Widerstand gegen Jetski in St. Pantaleon-Erla. Gemeinderat weiter gegen Strecke. ÖVP äußert Kritik an Petitionen-Doppelpack.

Von Peter Führer. Erstellt am 16. Juni 2021 (05:08)

Die Gemeindevertreter leisten weiterhin Widerstand gegen eine mögliche Jetski-Strecke zwischen St. Pantaleon-Erla und Naarn. Schon seit vielen Jahren setzt sich der Verein „Jet Sport Club Wavesurf“ für eine Bewilligung ein. Kritiker verweisen jedoch auf die Natur- und Artenvielfalt im Augebiet sowie die höhere Lärm-, Geruchs-, Umwelt- und Verkehrsbelästigung. Bisher gab es keine Genehmigung.

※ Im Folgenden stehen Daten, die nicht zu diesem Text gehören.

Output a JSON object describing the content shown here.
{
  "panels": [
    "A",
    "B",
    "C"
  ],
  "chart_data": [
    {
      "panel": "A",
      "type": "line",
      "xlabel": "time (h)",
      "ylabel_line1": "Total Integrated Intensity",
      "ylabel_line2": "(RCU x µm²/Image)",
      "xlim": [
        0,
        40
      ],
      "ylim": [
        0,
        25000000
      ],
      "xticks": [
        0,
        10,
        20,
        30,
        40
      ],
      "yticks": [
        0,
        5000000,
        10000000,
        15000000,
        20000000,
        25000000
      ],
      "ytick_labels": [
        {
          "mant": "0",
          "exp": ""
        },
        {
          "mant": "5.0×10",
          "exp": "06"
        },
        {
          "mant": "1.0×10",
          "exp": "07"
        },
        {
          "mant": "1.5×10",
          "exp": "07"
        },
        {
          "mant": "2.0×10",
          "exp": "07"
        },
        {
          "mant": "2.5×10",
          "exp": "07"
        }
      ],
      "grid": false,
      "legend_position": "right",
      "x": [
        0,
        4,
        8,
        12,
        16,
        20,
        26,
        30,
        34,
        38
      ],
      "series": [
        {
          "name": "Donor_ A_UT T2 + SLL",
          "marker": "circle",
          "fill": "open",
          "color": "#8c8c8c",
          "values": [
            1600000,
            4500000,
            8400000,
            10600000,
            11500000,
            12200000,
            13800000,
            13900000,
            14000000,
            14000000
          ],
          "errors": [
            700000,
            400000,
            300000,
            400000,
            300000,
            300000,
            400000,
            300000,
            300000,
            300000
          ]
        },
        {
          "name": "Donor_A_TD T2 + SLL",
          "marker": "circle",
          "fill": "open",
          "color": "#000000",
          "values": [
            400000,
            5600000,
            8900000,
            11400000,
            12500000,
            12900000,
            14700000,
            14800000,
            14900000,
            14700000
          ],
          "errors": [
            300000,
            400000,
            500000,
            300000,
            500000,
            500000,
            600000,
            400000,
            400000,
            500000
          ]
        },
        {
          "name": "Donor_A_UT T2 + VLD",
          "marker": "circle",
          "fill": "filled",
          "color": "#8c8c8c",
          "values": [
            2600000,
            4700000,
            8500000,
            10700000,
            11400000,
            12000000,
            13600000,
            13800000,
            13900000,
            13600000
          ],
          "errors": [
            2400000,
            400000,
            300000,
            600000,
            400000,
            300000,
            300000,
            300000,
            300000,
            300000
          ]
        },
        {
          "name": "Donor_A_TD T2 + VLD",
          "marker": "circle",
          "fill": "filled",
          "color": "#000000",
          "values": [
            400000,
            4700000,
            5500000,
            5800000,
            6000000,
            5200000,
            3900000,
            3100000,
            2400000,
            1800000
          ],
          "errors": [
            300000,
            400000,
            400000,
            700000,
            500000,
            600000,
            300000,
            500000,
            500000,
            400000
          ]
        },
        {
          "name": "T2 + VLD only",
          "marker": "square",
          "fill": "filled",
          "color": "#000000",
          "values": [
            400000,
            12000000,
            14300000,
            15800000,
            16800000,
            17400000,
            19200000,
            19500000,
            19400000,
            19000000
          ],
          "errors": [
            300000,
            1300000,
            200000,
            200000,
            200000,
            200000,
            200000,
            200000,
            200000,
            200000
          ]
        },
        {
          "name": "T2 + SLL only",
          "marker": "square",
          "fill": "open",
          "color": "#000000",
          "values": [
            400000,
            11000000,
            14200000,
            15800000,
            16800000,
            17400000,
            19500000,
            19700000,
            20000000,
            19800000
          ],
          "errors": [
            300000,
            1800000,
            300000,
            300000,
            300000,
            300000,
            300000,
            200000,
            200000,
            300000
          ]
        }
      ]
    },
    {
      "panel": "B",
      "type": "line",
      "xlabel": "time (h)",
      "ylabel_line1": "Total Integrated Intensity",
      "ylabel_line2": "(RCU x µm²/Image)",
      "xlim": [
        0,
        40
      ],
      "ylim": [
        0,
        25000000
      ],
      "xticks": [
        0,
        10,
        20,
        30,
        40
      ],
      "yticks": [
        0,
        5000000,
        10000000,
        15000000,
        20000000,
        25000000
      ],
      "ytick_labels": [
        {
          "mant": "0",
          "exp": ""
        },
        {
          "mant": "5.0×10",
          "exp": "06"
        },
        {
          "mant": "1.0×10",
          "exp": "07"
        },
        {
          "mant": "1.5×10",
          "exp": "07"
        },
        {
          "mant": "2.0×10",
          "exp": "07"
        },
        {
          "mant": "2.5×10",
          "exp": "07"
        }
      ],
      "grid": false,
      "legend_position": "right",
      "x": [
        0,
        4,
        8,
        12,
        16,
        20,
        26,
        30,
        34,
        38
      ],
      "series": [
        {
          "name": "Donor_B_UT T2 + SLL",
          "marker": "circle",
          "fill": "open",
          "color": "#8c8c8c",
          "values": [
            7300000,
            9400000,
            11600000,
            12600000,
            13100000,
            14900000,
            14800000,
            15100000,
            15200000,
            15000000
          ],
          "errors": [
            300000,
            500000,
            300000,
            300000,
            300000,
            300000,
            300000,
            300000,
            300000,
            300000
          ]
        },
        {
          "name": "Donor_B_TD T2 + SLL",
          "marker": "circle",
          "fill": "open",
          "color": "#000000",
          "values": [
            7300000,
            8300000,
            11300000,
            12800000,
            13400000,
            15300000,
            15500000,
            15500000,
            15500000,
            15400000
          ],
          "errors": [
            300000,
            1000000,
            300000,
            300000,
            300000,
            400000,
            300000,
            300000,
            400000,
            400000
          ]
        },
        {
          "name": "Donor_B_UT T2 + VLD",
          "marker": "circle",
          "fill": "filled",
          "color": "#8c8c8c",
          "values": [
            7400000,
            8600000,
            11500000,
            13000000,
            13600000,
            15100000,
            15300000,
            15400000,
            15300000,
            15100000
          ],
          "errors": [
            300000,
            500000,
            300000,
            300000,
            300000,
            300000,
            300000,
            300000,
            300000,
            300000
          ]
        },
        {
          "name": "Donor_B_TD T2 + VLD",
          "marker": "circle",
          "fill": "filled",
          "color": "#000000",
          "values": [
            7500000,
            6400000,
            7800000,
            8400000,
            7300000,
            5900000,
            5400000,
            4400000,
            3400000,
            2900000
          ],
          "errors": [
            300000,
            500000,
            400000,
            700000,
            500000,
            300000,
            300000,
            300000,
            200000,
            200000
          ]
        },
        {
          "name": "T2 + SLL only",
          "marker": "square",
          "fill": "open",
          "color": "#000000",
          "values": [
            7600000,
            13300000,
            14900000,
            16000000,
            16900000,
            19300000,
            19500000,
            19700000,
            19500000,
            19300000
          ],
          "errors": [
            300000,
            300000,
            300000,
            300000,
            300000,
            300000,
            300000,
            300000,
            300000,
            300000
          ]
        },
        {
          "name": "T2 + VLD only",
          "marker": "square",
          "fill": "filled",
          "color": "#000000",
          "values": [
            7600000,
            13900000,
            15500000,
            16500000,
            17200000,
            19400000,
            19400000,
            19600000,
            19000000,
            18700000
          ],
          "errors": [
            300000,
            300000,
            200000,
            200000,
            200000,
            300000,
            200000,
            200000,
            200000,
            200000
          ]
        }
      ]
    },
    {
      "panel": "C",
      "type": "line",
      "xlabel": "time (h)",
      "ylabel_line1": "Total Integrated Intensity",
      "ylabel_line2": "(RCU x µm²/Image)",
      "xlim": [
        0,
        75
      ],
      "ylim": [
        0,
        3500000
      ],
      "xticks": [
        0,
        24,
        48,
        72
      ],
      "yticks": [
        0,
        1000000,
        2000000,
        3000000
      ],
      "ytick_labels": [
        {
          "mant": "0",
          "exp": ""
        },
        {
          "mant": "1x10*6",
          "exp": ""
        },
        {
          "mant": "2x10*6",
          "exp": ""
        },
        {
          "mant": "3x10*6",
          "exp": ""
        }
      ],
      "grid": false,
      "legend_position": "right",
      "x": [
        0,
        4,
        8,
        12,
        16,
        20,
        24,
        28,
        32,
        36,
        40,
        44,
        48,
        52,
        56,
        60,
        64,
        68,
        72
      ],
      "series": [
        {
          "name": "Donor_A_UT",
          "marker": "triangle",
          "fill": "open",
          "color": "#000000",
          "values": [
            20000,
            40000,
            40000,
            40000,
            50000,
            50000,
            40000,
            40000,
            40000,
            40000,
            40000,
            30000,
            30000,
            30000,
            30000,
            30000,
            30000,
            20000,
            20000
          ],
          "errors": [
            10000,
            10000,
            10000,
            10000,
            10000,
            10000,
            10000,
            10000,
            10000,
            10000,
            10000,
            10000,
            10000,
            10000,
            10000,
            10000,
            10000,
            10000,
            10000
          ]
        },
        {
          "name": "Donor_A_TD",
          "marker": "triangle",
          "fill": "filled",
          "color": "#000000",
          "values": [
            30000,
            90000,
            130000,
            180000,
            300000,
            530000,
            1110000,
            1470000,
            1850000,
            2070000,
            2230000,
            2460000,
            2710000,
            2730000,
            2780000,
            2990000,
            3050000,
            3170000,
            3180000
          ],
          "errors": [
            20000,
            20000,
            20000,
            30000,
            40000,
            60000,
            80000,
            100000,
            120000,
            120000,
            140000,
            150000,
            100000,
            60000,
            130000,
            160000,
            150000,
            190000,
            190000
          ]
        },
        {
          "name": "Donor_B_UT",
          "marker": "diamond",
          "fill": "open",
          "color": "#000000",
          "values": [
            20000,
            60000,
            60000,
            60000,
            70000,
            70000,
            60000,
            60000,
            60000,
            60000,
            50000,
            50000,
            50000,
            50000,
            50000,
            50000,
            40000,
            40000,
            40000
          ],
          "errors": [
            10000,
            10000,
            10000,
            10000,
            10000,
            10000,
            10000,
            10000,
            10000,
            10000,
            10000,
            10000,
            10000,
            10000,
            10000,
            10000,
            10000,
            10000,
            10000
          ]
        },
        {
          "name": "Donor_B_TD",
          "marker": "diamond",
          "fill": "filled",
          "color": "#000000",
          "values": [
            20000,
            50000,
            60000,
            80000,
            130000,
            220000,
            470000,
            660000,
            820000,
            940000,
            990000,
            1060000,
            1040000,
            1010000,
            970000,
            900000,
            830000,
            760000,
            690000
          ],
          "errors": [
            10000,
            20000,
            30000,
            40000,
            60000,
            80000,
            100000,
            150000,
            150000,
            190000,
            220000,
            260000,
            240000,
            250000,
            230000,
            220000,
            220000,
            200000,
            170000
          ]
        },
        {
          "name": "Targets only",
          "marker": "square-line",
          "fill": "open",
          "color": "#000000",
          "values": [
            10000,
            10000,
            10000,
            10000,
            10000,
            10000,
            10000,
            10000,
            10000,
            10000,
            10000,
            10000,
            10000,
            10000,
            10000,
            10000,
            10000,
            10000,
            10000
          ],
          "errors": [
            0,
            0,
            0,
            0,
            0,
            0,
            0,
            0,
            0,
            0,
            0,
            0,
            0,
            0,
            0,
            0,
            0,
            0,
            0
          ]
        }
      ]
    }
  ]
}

Doch vor Kurzem erlaubte die Bezirkshauptmannschaft Amstetten drei Bojen im Wasser. Als Reaktion darauf starteten in der Vorwoche zwei Petitionen, mit denen Unterschriften gegen die Strecke gesammelt werden sollen, um ein weiteres Zeichen dagegen zu setzen. Und dass es gleich zwei Petitionen gibt, sorgt für eine Polit-Debatte.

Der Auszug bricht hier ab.